A Brooklyn man trapped deep inside a narrow upstate New York cave passage was rescued early Sunday after forest rangers spent six hours trying to free him from a rock crevice that pinned his body in place.
The man became stuck while exploring Merlin’s Cave in Canaan, Columbia County on Saturday night, according to the New York State Department of Environmental Conservation.
Forest Ranger Lt. John Gullen said the man slipped while crawling through a notoriously tight section of the cave system known as the “Bear Trap,” falling into a narrow crevice roughly 400 feet from the entrance.
“The rock is slippery and he just had a slip in the wrong spot,” Gullen said in a video released by the DEC. “As he tried to get out, he just got wedged further down to the point that he was immobilized.”

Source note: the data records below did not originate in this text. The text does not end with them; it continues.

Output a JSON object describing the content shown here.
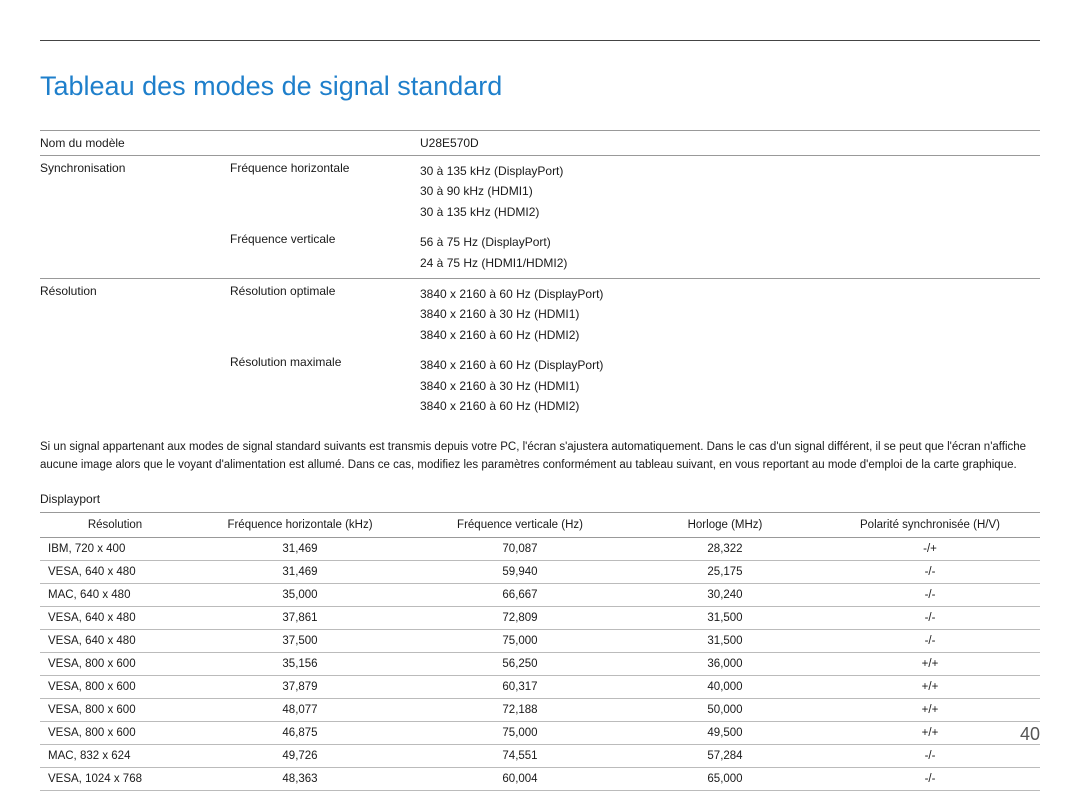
{
  "title": "Tableau des modes de signal standard",
  "colors": {
    "heading": "#1e7fcb",
    "text": "#1a1a1a",
    "divider": "#999999",
    "row_border": "#bbbbbb",
    "bg": "#ffffff"
  },
  "spec": {
    "model_label": "Nom du modèle",
    "model_value": "U28E570D",
    "sync_label": "Synchronisation",
    "hfreq_label": "Fréquence horizontale",
    "hfreq_lines": [
      "30 à 135 kHz (DisplayPort)",
      "30 à 90 kHz (HDMI1)",
      "30 à 135 kHz (HDMI2)"
    ],
    "vfreq_label": "Fréquence verticale",
    "vfreq_lines": [
      "56 à 75 Hz (DisplayPort)",
      "24 à 75 Hz (HDMI1/HDMI2)"
    ],
    "res_label": "Résolution",
    "res_opt_label": "Résolution optimale",
    "res_opt_lines": [
      "3840 x 2160 à 60 Hz (DisplayPort)",
      "3840 x 2160 à 30 Hz (HDMI1)",
      "3840 x 2160 à 60 Hz (HDMI2)"
    ],
    "res_max_label": "Résolution maximale",
    "res_max_lines": [
      "3840 x 2160 à 60 Hz (DisplayPort)",
      "3840 x 2160 à 30 Hz (HDMI1)",
      "3840 x 2160 à 60 Hz (HDMI2)"
    ]
  },
  "note": "Si un signal appartenant aux modes de signal standard suivants est transmis depuis votre PC, l'écran s'ajustera automatiquement. Dans le cas d'un signal différent, il se peut que l'écran n'affiche aucune image alors que le voyant d'alimentation est allumé. Dans ce cas, modifiez les paramètres conformément au tableau suivant, en vous reportant au mode d'emploi de la carte graphique.",
  "section_label": "Displayport",
  "mode_table": {
    "columns": [
      "Résolution",
      "Fréquence horizontale (kHz)",
      "Fréquence verticale (Hz)",
      "Horloge (MHz)",
      "Polarité synchronisée (H/V)"
    ],
    "rows": [
      [
        "IBM, 720 x 400",
        "31,469",
        "70,087",
        "28,322",
        "-/+"
      ],
      [
        "VESA, 640 x 480",
        "31,469",
        "59,940",
        "25,175",
        "-/-"
      ],
      [
        "MAC, 640 x 480",
        "35,000",
        "66,667",
        "30,240",
        "-/-"
      ],
      [
        "VESA, 640 x 480",
        "37,861",
        "72,809",
        "31,500",
        "-/-"
      ],
      [
        "VESA, 640 x 480",
        "37,500",
        "75,000",
        "31,500",
        "-/-"
      ],
      [
        "VESA, 800 x 600",
        "35,156",
        "56,250",
        "36,000",
        "+/+"
      ],
      [
        "VESA, 800 x 600",
        "37,879",
        "60,317",
        "40,000",
        "+/+"
      ],
      [
        "VESA, 800 x 600",
        "48,077",
        "72,188",
        "50,000",
        "+/+"
      ],
      [
        "VESA, 800 x 600",
        "46,875",
        "75,000",
        "49,500",
        "+/+"
      ],
      [
        "MAC, 832 x 624",
        "49,726",
        "74,551",
        "57,284",
        "-/-"
      ],
      [
        "VESA, 1024 x 768",
        "48,363",
        "60,004",
        "65,000",
        "-/-"
      ]
    ]
  },
  "page_number": "40"
}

When rescuers arrived about 9 p.m., the man’s three friends had already spent hours unsuccessfully trying to pull him free while attempting to keep him warm inside the cold, wet cave.
“It was like his full body was stuck in a crevice that was basically designed the exact shape of him,” Gullen said.
The trapped man, who was not identified by the DEC, was pinned by his rib cage and pelvis and beginning to suffer from hypothermia, officials said. Temperatures inside the cave hovered around 50 degrees with nearly 100% humidity.
Gullen and members of the National Cave Rescue Commission initially tried manually extracting the man using webbing and rope techniques. But rescuers eventually realized a small section of rock had to be removed before the man could move.
Crews brought in a hammer drill and carefully chipped away at the rock surrounding the trapped caver.
“I was prepared for this to potentially take days,” Gullen said in the interview.
Instead, after roughly 20 minutes of drilling and breaking apart the rock, rescuers were finally able to free the man.
“That was all it took,” Gullen said. “Then we were able to get the subject to shimmy his way up from his entrapment.”
Photos released by the DEC show the man tightly wedged inside the muddy rock crevice while rescuers worked in the cramped underground space.
Despite spending hours trapped underground, the man remained calm throughout the ordeal, according to Gullen.
“For most people, that’s like their worst nightmare,” he said. “He did such a great job keeping a positive attitude. We were telling jokes.”
The man was given warm food and fluids after the rescue and walked out of the cave on his own shortly after 2 a.m. Sunday. Officials said he was not seriously injured.